For my presentation, I chose to focus on native Australian food, which sustained the hunter-gatherer Aboriginal people for over 50,000 years. The Aboriginals referred to this style of cooking as the Bush Tucker/Bushfood method. From around 5,000 native food species, Bush Tucker/Bushfood is food made from the native plants, flora, and animals, fauna, which make up twenty percent of the Australian outback, otherwise known as the Bush. Because Native Australian fauna was dangerous to eat raw, the Aboriginals used various techniques in order to make it safely edible. For instance, often times seeds and vegetables were pounded and hung in bags under running water to wash away any potential poisons, animal meat was cooked over open fires, and bark troughs were utilized to boil water and food (SBS). When the European British settlers invaded and colonized Australia, they ignored the Aboriginals traditional use of the land for food, with the exception of fish, the quandong fruit, and the macadamia nut. Their ignorance of the Aboriginals use of food reiterated their behavioral patterns as “superior and preferable to those of another culture. Colonists often pointed to the foodways of the colonized as a sign of their uncivilized status; only inferior races could consume such strange and revolting foods” (Singly, p. 31). The settlers came with their own industrial approach, which was initially to grow imported foods, bringing with them inadequate food and knowledge of this foreign land. According to Hage, yearn for the utilization and substitution of food, as a means of familiarity and to build a sense of “home” was very strong during migration. “Food also provided a clear focus for practices of communality, especially in terms of collective eating whether in private or public spaces” (Hage, p. 9). However, the imposition of this new way of life on the Aboriginals came as a detriment to them in every aspect of their life, including their knowledge of native foods as well as their health. The loss of the Aboriginals traditional use of the land in conjunction with the depletion of available native foods resulted in the near extinction of their Bush Tucker cooking style.
With Colonial Australia dependent on imports, besides meat, the railways in the 1880s allowed more opportunity for other agriculture, such as sugar, milk, irrigated fruit, and wheat (Symons). Chinese immigrants, initially attracted to Australia during the Gold Rush of 1851, became local food suppliers from their gardens nearby. The discovery of milling, bottling and canning allowing foods and liquids to be preserved much longer, which encouraged Australian cooks to by these branded, processed foods. By the 1870s, factories were manufacturing much of the food that consumers purchased. My primary source was a newspaper article from May of 1994, entitled, “Bush Tucker beats junk, Aborigines told.” The article discusses a workshop that was held for over 200 Aboriginal people in which they were told to return to the traditional Bush Tucker cooking method in order to improve their health. The workshop emphasized that it costs nothing to go to the Bush and eat the native foods it provides, while going to places like Coles and Woolworths not only drains their pockets, but also their health, as Aboriginal people suffer from heart problems and diabetes. The article mentions by returning to Bush Tucker, these health issues would be drastically reduced, stating, “There's no fat in any of our food. Everything is just out there in the bush. So with this conference, I want to [bring back] the old ways more than the new ways.” Because many students and young people attended the conference, they would be able to pass down this knowledge of Bush Tucker that younger generations did not have. Many Aboriginal medicines were obtained from food, as a huge part of their health was dependent on eating right. Native Australian flora was used to cure illnesses in many ways, whether they were inhaled, drank, or applied directly to the skin (Symons). Although this newspaper article was directed towards Indigenous people, returning to the Bush Tucker cooking style can improve the health of non-Indigenous people as well.

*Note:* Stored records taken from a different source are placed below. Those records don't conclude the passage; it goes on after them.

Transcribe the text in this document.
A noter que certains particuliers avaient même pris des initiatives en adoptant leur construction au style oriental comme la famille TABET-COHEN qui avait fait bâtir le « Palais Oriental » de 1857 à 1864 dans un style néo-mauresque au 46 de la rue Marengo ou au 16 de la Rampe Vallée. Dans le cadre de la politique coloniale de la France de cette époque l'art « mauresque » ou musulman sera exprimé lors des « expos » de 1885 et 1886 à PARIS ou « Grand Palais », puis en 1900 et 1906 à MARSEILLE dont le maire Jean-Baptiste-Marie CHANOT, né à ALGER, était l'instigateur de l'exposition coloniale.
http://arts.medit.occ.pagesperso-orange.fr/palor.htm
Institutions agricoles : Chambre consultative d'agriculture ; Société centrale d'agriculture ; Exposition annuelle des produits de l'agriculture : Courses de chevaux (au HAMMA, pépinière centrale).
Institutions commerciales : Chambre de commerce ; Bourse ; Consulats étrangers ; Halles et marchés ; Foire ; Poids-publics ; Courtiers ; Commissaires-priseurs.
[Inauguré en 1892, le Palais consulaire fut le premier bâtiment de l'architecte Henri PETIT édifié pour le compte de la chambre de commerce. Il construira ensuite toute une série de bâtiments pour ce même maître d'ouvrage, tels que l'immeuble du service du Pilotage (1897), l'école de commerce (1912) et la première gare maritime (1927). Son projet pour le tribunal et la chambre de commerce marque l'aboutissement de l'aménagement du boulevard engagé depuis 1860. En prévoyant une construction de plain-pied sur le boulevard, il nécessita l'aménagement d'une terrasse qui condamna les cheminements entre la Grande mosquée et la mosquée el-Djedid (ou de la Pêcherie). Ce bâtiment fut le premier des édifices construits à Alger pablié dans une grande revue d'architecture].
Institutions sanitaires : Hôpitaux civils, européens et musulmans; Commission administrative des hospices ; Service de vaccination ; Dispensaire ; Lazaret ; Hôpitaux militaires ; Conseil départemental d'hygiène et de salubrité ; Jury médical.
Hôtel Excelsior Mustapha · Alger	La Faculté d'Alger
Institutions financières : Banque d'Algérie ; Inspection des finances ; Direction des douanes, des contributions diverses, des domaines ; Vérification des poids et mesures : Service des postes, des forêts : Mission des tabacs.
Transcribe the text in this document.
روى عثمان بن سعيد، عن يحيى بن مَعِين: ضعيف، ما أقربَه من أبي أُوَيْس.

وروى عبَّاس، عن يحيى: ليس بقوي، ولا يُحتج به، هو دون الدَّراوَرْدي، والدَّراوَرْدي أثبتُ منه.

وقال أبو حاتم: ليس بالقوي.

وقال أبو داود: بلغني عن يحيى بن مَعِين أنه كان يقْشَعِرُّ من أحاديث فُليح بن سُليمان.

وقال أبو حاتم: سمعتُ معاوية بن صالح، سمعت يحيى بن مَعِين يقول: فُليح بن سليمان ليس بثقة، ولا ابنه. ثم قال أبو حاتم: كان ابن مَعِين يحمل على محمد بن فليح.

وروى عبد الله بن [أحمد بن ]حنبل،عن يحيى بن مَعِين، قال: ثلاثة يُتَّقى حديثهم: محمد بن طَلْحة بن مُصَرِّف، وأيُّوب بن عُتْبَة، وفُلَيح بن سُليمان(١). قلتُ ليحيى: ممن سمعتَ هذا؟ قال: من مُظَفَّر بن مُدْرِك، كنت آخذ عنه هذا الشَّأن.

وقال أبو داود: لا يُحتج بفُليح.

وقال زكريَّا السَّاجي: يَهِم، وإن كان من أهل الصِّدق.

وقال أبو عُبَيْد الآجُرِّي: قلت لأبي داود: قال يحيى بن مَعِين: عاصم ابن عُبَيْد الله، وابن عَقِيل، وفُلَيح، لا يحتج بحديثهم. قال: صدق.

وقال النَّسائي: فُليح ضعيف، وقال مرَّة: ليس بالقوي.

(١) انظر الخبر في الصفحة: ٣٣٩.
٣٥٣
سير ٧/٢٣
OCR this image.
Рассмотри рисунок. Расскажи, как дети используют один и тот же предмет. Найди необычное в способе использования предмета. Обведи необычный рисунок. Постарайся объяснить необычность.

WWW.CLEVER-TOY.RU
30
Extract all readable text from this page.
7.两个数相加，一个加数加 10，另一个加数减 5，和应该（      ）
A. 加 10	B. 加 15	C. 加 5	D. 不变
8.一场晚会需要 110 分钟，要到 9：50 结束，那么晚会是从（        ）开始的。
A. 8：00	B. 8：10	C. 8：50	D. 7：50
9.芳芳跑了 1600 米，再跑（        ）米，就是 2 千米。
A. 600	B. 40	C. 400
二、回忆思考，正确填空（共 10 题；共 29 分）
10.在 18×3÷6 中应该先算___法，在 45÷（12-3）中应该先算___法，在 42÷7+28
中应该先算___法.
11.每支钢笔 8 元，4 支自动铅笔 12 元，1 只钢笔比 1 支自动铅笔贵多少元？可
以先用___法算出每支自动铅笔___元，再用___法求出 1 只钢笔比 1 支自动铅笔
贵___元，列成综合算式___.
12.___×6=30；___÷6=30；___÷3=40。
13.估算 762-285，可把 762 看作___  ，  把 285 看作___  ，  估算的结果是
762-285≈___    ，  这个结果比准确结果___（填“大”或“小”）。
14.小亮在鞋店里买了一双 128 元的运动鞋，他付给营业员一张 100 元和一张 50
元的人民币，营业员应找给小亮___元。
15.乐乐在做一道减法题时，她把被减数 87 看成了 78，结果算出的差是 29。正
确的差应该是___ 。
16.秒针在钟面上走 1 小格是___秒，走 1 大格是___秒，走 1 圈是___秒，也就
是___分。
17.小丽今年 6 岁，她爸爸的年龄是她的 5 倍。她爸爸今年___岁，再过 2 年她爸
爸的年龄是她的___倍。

The effects of the modern food industry on Australia have declined the health of not only Indigenous, but also non-Indigenous people. Cost cutting resulted in cheaper ingredients, artificial colors, and shortcuts, such as additives in flour to mass-produce loaves of bread, and dairy farms to significantly decrease. Chicken and pig meat production costs dropped, which meant that consumption multiplied considerably. Local food factories were taken over by national firms that were taken over by multinational corporations, whose marketing strategies consisted of using pre-prepared convenience foods, such as frozen meals, to increase value-added food consumption. This was later followed by fast food and takeout. According to the Symons reading, “Australians eat three times more meat than the world average with only one in ten Australian adults consuming sufficient vegetables, and the Australian Institute of Health and Welfare classified cancer, coronary heart disease, and diabetes as the leading cause of ill health and death in Australia.” By returning to the Bush Tucker cooking style of the Indigenous people, not only will it improve the health of both Indigenous and non-Indigenous Australians, but also their knowledge of native Australian foods.